TypeScript Playground

interface Something {
    a: string;
}

interface Test {
    [key: string]: Something | undefined 

}
// Expecting: Something | {}
// Inferred: {}
const getSomething = (t: Test) => t['key'] || {}

// Usage:

declare const test: Test;

// Expecting: string | undefined
// Inferred: Error: `a` does not exist on type
const a = getSomething(test).a;

What is the reason that a union of {} with an object erases the object's type?

If I write:

type EmptyObject = { [key: string]: undefined }

and use {} as EmptyObject instead, then things work as expected.

Answer 1

Formally, union of {} with any non-primitive (object) type is reduced to just {} for the purpose of type checking. It's because in TypeScript, {} as a type does not really mean "an object with no properties", it means "an object with no known properties", so that usual type compatibility rules can be applied and {} can serve as ultimate super type.

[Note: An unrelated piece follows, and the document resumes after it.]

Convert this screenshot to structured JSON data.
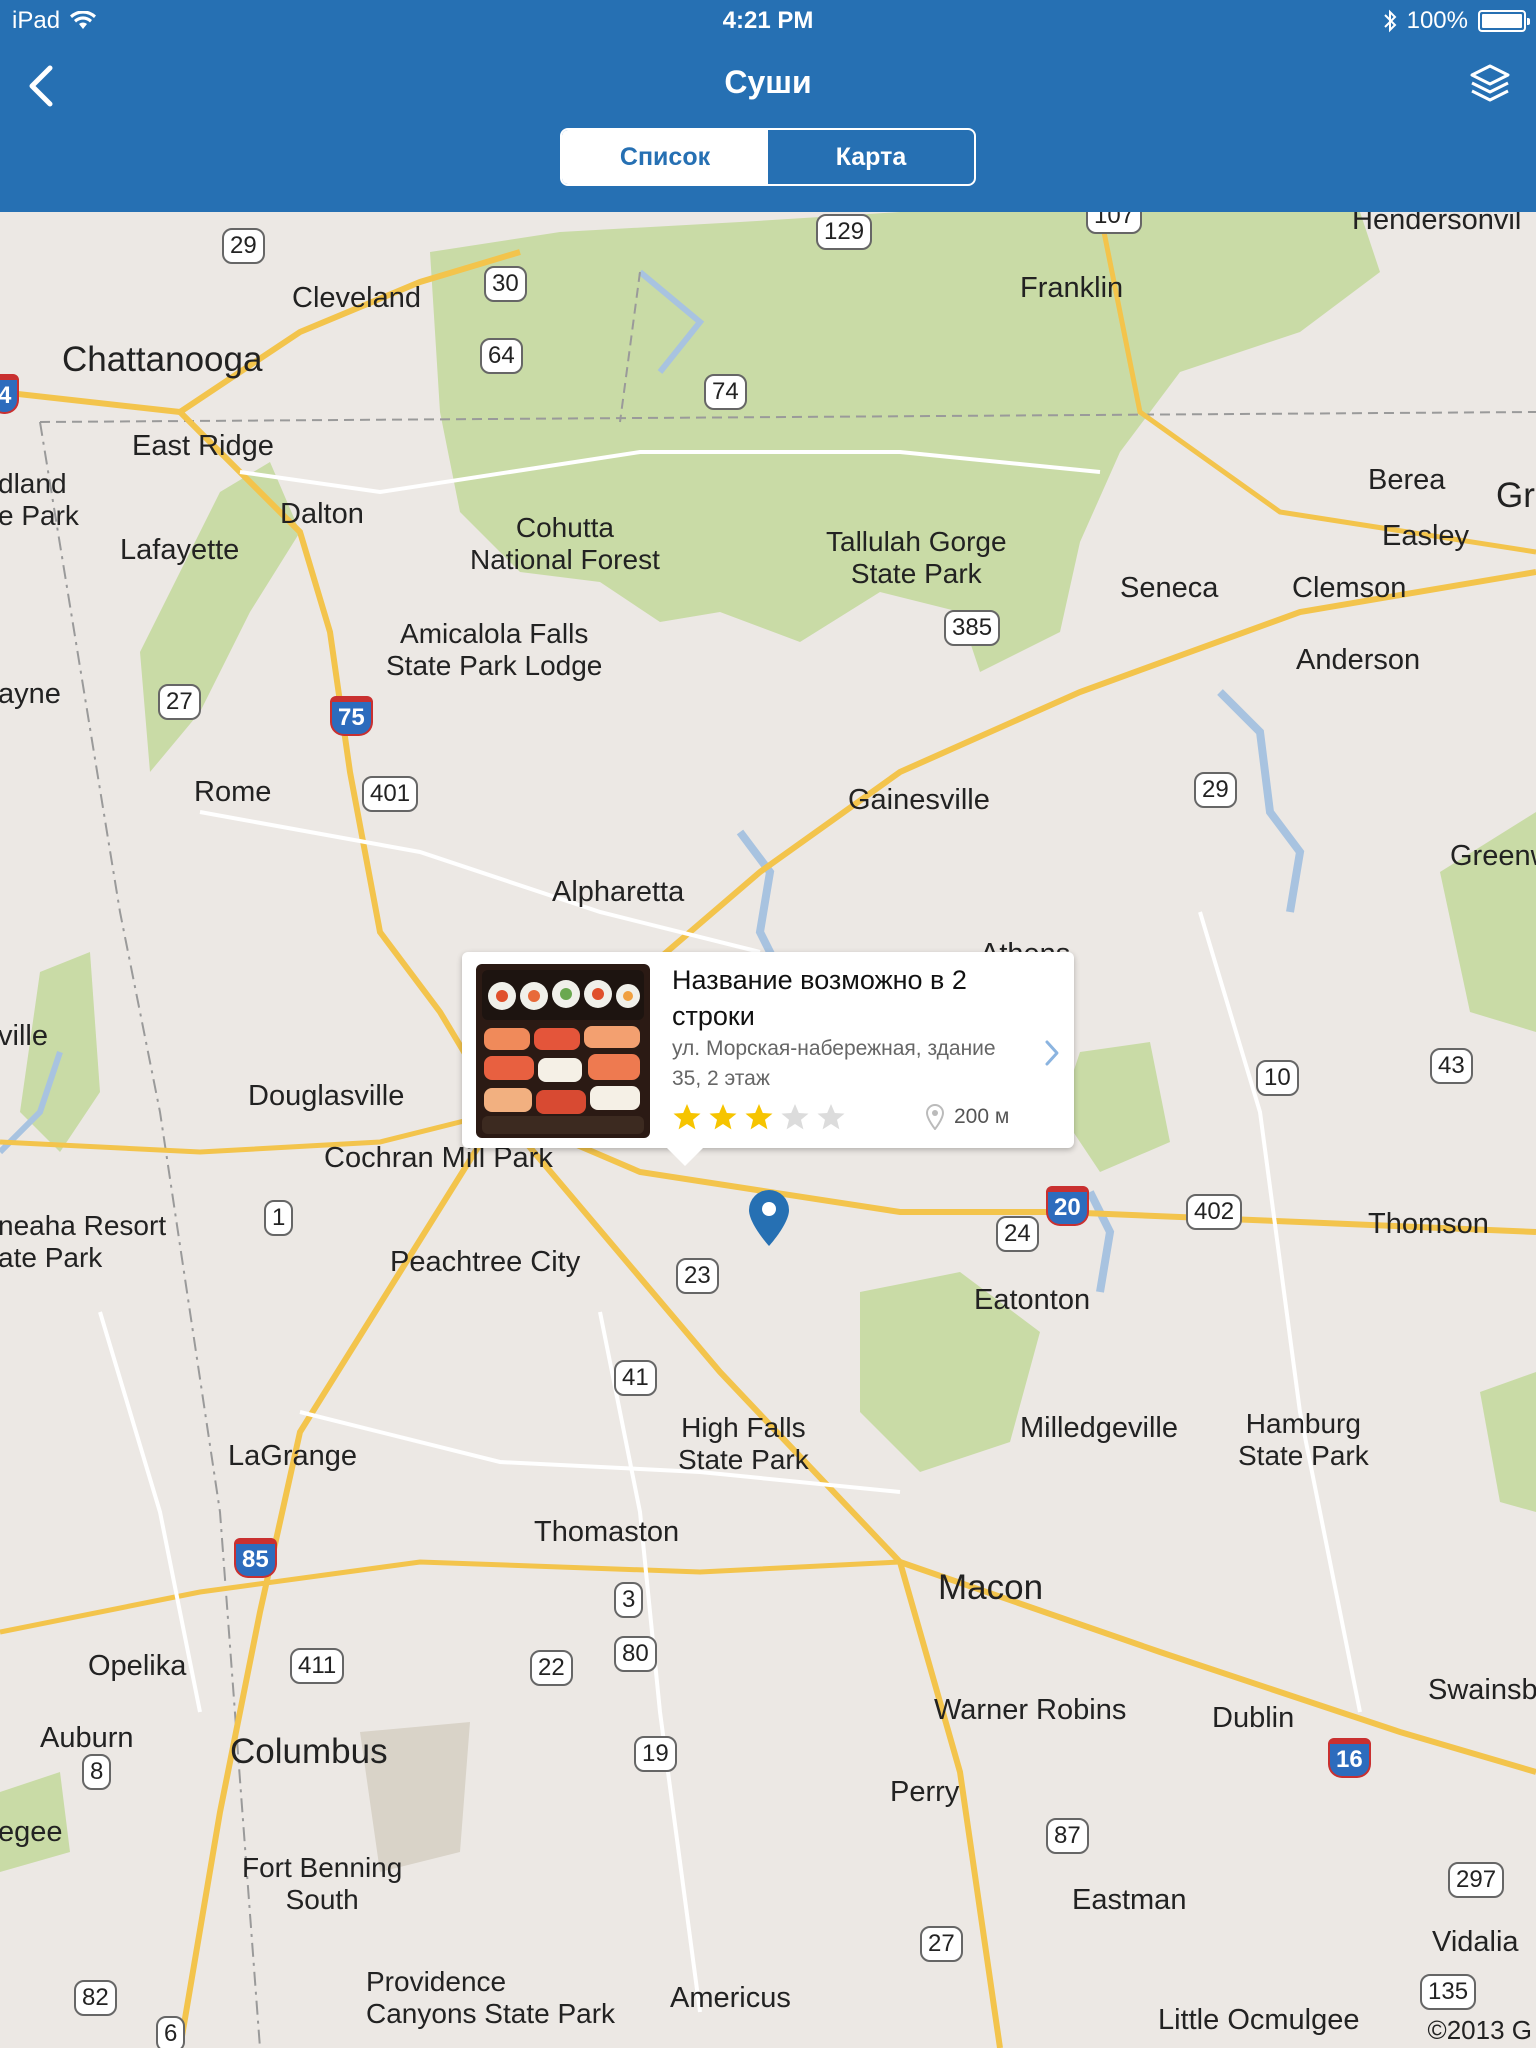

So, adding anything to the union with {} does not really add any information known about the type - nothing is still known about properties of resulting type.

But inferring {} as the type for empty object literal in this code

const getSomething = (t: Test) => t['key'] || {}

indeed causes information loss, because value {} is known to have no properties, and because of that, if the resulting type has any properties they must have come from Something and a must have type string if it's present at all.

Maybe in the future TypeScript will be able to handle this with exact types, but for now, there's one possible workaround which you found.

If you use type assertion as {[n: string]: undefined} for empty object, you get the expected result because now the resulting type is calculated by going over common properties of the union type members and taking union of their types. So Test has Something as property type, and undefined comes from type assertion, giving Something | undefined as resulting property type.

Conventionally, never type is used instead of undefined, so you can define

type StricterEmptyObject = { [n in string]?: never };

which, again, works as expected because never is the opposite of {} and union of never | undefined | Something is undefined | Something.

// Inferred return type: Something | StricterEmptyObject
const getSomething = (t: Test) => t['key'] || {} as StricterEmptyObject;


declare const test: Test;

// inferred: string | undefined
const a = getSomething(test).a;